Common name:   Mastic tree, Lentisc
Hebrew name:   אלת המסטיק
Arabic name:   مستكى، فستق شرقي، علك الروم، بطوم
Family:   Anacardiaceae, אלתיים


Life form:   Phanerophyte, shrub
Stems:   1 to 5 m high; reddish when young, gray when older; large trunks, numerous thicker and longer branches
Leaves:   Evergreen, alternate, compound, pinnate
Flowers:   Dioecious, pink
Fruits / pods:   Drupe, first red, when ripe black, about 4 mm in diameter[
Flowering Period:   March, April
Habitat:   Mediterranean maquis and forest
Distribution:   Mediterranean Woodlands and Shrublands
Chorotype:   Mediterranean
Summer shedding:   Perennating


Derivation of the botanical name:

Pistacia, pistacium (Latin), “pistachio nut”, from Greek pistakion, from pistakē, the Greek name for the nut, perhaps from Middle Persian *pistak. “Pistacium” was the basis of Linnaeus’ name Pistacia for the genus.

lentiscus, refers to mastic.
Mastic derives either from a Phoenician word or from the Greek verb mastichein, (“to gnash the teeth” – root of the english word masticate), or massein (to chew).
The Hebrew name: אלה, elâh, used for the Pistacia is and like that of the oak, stems from the Hebrew el (God), associated with strenght and sturdiness. The Valley of “Elah”, where David went and killed the giant Goliath (I Samuel 17:2-49), received its name from the Pistacia trees growing there.
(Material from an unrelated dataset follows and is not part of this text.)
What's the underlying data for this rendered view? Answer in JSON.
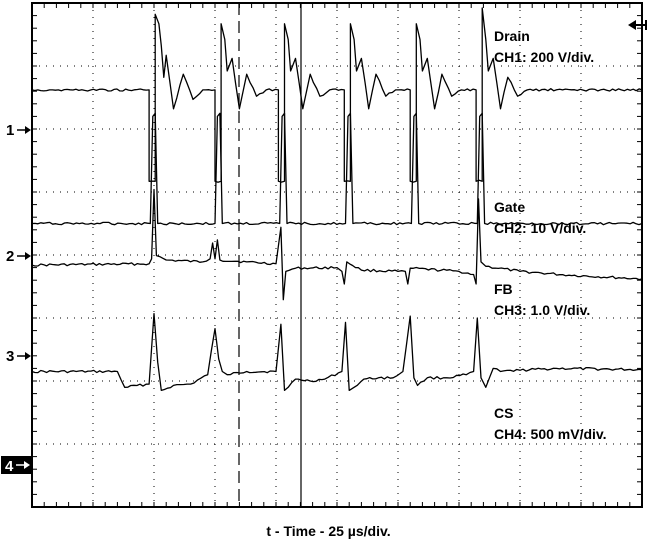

The Hebrew words “êl, “êlâh”, and “êlîm”, refer to the Pistacia, but, “âllâh”, “allôn”, and “êlôn” to the Quercus.

  • The standard author abbreviation L. is used to indicate Carl Linnaeus (1707 – 1778), a Swedish botanist, physician, and zoologist, the father of modern taxonomy.

See the list of Medicinal herbs in Israel, the parts used and their medical uses to treat various diseases.

Mastic is a resin from the Pistacia lentiscus, cultivated for its resin on Chios, a Greek island situated in the Aegean Sea seven kilometres (five miles) off the Turkish coast.(see: Pistacia palaestina)

Dioscorides reports that Chios mastic was sweet-smelling when white and clear and was chewed for a sweet breath. The mastic tree, Pistacia lenticus, is mentioned only once, in the Book of Daniel 13, recounting the story of Susanna or Shoshana, שׁוֹשַׁנָּה, a fair Hebrew wife who is falsely accused by lecherous voyeurs.

As she bathes in her garden, having sent her attendants away, two lusty elders secretly observe the lovely Susanna. When she makes her way back to her house, they accost her, threatening to claim that she was meeting a young man in the garden unless she agrees to make love to them. She refuses to be blackmailed, and is arrested and about to be put to death when a young man named Daniel interrupts the proceedings. After separating the two men, they are questioned about details of what they saw, but disagree about the tree under which Susanna supposedly met her lover. In the Greek text, the names of the trees cited by the elders form puns with the sentence given by Daniel.

  • Daniel 13:54-55
    Now then, if thou sawest her, tell me under what tree thou sawest them conversing together. He said: Under a mastic tree (υπο σχινον, hupo schinon). “And Daniel said: Well hast thou lied against thy own head: for behold the angel of God having received the sentence of him, shall cut (σχισει, schisei) thee in two”.

The second says they were under an evergreen oak tree / holm tree (υπο πρινον, hupo prinon),

  • Daniel 13:59
    “And Daniel said to him: Well hast thou also lied against thy own head: for the angel of the Lord waiteth with a sword to cut (πρισαι, prisai) thee in two, and to destroy you”.

The great difference in size between a mastic and an oak makes the elders’ lie plain to all the observers. The false accusers are put to death, and virtue triumphs.